Saturday, May 13, 2006

How Many Ways Can You Tell a Story?



At one point yesterday as we wound our way up Mt. Lemmon outside of Tucson, my husband’s cousin Carol said to him, “Can I ask you a personal question?” When he agreed with some surprise, she said, “Do you think your sister was developmentally challenged?” Nobody in his family had ever talked about this before, at least not openly. We had an honest and open conversation about what could have caused this behavior we had all noticed for years.

There were essentially people from 4 different generations in our little group yesterday: Carol’s mother who is 74, David who is 59, Carol who is 48, and Rachel who is 22.

I started to understand why so many stories have inconsistencies as they talked about my husband’s family. They had all seen people and incidents through different eyes.

There was lots of talk about Zelda, now 97, who had never married. Supposedly she was abused by a boarder at their small dairy farm. Who was this boarder? We all speculated. Zelda, who had a mastectomy at 35 and was somewhat bitter forever after. Was that really the reason?

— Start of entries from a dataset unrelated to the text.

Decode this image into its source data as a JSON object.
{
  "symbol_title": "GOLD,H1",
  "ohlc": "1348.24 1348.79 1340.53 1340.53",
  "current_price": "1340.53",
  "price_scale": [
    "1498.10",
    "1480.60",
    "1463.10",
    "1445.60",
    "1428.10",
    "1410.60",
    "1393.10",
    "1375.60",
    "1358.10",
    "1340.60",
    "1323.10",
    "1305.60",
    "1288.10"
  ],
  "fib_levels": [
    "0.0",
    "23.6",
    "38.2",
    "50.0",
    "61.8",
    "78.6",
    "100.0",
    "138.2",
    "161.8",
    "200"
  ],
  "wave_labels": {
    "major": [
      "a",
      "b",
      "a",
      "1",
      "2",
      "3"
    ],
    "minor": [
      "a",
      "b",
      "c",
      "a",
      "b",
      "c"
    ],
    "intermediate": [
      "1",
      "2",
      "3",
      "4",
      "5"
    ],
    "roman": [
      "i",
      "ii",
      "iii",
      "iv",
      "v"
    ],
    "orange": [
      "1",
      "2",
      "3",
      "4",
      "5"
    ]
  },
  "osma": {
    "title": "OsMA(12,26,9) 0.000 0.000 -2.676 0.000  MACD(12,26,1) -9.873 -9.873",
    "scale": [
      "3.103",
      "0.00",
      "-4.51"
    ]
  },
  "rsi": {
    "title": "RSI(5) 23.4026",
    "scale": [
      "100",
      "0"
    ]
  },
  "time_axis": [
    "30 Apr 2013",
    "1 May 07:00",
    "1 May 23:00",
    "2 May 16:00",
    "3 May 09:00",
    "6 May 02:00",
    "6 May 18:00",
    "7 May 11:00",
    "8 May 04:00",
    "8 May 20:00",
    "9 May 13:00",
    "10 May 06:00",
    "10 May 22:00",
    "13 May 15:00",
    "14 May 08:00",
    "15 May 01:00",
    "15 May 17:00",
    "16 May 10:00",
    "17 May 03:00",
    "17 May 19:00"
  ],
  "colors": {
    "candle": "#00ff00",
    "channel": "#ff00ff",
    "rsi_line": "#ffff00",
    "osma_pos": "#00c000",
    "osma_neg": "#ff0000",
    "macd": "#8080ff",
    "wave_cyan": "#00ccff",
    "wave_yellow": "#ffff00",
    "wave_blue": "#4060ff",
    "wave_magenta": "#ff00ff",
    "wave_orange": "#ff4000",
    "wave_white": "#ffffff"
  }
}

Oral history is so fascinating because it always has a hint of historical fiction as the current population let their memories shape the history in ways that inevitably hide the absolute truth. But this is the stuff that families continue to pass down because it is simply how their stories get told.

2 Comments:

Blogger Reya Mellicker said...

All kinds of history fascinate me. You'll notice that even two different observers of "well documented" books on history will tell different stories. I believe there is no such thing as one truth. The world is complex beyond belief. Wow.

8:59 AM  
Blogger Barbara said...

"No such thing as one truth" -- YES! I think it's just a different lens under which people or events are viewed. Sort of the way a prism changes one's view of an image.